Here are some of the regulatory developments of significance to broadcasters from the last week, and a look ahead to events of importance next week, with links to where you can go to find more information as to how these actions may affect your operations.

  • The Media Bureau this week released the first of what will likely be a series of decisions resolving conflicts between mutually exclusive applications for new noncommercial FM stations filed during last year’s filing window. Mutually exclusive applicants are those that, because of interference considerations, cannot both be granted. These applicants did not enter into settlement agreements when the FCC provided a window for voluntary resolutions of conflicts earlier this year.  Because there was no voluntary resolution offered to the FCC, the applications underwent comparative consideration by the FCC.  The 15 groups of mutually exclusive applicants analyzed this week were all resolved through a “307(b) analysis,” a technical review as to whether one of the applicants will provide substantially more first or second noncommercial radio service than the other applicant (see our article describing the application of the 307(b) analysis here).  As a result of this analysis, fifteen applicants were tentatively selected to be awarded construction permits (Memorandum Opinion and Order).  These were relatively easy conflicts to resolve, as each group had only two mutually exclusive applicants.  The FCC is analyzing other groups of mutually exclusive applicants, some including groups of many conflicting applications where only one will be selected.  Where the 307(b) analysis of the relative coverage areas does not find meaningful differences between mutually exclusive applicants, the FCC will conduct a “point system” analysis of other attributes of the applicants.  See our article here for more information on the FCC selection criteria for mutually exclusive noncommercial applications.

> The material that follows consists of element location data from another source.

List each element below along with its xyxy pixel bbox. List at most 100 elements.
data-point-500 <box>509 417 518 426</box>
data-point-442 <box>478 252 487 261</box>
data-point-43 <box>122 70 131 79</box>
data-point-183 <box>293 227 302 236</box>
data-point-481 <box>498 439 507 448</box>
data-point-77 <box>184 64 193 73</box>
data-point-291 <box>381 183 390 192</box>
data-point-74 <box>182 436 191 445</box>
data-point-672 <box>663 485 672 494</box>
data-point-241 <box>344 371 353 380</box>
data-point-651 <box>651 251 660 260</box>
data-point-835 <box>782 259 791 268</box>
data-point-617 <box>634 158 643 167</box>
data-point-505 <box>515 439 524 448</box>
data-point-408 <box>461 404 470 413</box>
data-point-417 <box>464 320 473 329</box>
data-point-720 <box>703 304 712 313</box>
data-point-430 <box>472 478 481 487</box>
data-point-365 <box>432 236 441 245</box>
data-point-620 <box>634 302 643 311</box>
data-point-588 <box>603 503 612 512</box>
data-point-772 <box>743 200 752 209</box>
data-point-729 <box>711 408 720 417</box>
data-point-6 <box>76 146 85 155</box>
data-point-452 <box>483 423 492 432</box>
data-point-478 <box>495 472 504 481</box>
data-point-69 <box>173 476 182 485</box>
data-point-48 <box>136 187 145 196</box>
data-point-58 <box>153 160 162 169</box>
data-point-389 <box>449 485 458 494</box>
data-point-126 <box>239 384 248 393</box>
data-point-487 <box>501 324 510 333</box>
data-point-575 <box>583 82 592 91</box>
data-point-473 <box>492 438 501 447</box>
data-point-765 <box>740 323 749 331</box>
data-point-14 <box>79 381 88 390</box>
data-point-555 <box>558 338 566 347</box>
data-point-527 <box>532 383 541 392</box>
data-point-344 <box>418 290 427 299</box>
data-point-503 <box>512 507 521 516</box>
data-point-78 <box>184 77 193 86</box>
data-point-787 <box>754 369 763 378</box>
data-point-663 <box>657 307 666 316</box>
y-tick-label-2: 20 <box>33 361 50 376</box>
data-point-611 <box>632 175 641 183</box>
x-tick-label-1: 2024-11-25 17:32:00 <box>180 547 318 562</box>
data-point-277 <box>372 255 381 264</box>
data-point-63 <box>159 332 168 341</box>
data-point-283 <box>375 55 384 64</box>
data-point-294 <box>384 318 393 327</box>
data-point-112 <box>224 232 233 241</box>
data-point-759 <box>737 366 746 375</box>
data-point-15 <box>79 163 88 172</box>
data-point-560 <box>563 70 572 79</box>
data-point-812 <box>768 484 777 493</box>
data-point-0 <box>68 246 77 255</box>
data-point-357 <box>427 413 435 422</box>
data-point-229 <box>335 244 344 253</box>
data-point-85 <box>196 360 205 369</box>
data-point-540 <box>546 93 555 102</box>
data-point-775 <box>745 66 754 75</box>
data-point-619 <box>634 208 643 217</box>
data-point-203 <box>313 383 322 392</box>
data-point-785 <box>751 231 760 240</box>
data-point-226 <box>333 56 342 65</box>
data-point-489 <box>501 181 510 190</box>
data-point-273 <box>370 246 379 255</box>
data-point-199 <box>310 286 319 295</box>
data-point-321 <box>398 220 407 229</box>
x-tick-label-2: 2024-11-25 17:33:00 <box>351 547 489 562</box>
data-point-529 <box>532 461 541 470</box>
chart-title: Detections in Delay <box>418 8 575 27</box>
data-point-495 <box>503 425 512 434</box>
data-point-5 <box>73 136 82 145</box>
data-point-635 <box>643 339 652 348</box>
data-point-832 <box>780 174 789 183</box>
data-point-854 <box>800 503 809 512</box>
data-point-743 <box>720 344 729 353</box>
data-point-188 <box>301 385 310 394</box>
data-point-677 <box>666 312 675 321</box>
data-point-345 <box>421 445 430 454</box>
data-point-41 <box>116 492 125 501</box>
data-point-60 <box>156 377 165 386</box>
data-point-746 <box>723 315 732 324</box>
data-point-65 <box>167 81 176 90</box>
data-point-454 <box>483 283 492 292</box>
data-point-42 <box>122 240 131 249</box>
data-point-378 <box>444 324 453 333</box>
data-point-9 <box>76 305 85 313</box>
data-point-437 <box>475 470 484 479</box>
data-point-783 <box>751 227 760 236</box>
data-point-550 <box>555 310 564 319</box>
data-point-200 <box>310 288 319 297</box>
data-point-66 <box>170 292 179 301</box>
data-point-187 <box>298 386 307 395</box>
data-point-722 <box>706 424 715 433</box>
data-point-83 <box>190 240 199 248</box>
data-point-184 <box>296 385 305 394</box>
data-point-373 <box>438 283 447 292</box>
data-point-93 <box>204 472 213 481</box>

  • A consent decree requiring a company to pay a $250,000 penalty and surrender about 100 LPTV authorizations shows the FCC’s insistence that LPTV applicants filing construction permits for changes in their transmitter site locations have a serious intent to permanently construct the proposed new facilities and to continuously serve the public in the area authorized by the permits. In this decree, the FCC explained that the company had abused FCC processes by filing for and receiving construction permits for changes in at least 30 of its stations and only operating those stations for a matter of days before taking them silent and filing applications to move to yet another transmitter site.  The FCC found that the company tried to use a series of “minor” changes (which can be filed at any time) to accomplish a “major” change in the stations, when major changes are only permissible during rare filing windows.  The company also used the serial minor changes to “hop” signals closer to urban areas, when many of the permits for the stations were awarded as of a result of a filing window designed to authorize new stations to serve rural areas (Order and Consent Decree). This decision mirrors similar decisions from the Media Bureau in connection with FM translators.  We wrote more about this week’s decision on our Broadcast Law Blog, here.
  • The Office of Management and Budget approved the paperwork collection aspects of the FCC’s new rules on enhanced sponsorship identifications required for broadcast programming paid for by foreign governments and their agents. These rules also require that broadcasters, when selling any block of program time, investigate the buyer to make sure that it is not a foreign agent.  These rules will become effective on a date to be announced by the Media Bureau – an announcement that is expected soon.
  • Our law partner Mitch Stabbe wrote a two-part article on the Broadcast Law Blog about legal concerns that stations should keep in mind when designing advertising or promotions using March Madness, the Final Four, and many other trademarks associated with the upcoming NCAA basketball tournaments. (Part 1, Part 2)

Looking ahead to next week, March 14 is the effective date for a new FCC requirement that stations consider a write-in candidate’s social media and online presence when deciding if the candidate is a “legally qualified candidate” entitled to the protections of the FCC’s political broadcasting rules.  See our article on this rule change here.  March 14 is also the deadline to submit reply comments in the ATSC 3.0 licensing rulemaking.  In that proceeding, the FCC proposes to determine that the station originating the programming is responsible for legal and regulatory compliance when their programming is “hosted” on the multicast stream of another station as part of the Next Gen TV transition.  Read the comments submitted in that docket, here.  And with the March 13th start of Daylight Saving Time, operators of AM daytime-only stations and stations with pre-sunrise and/or post-sunset authorizations should confirm that they are operating with the proper sign-on and sign-off times specified on their current FCC authorizations, as these times are usually specified in “standard time.”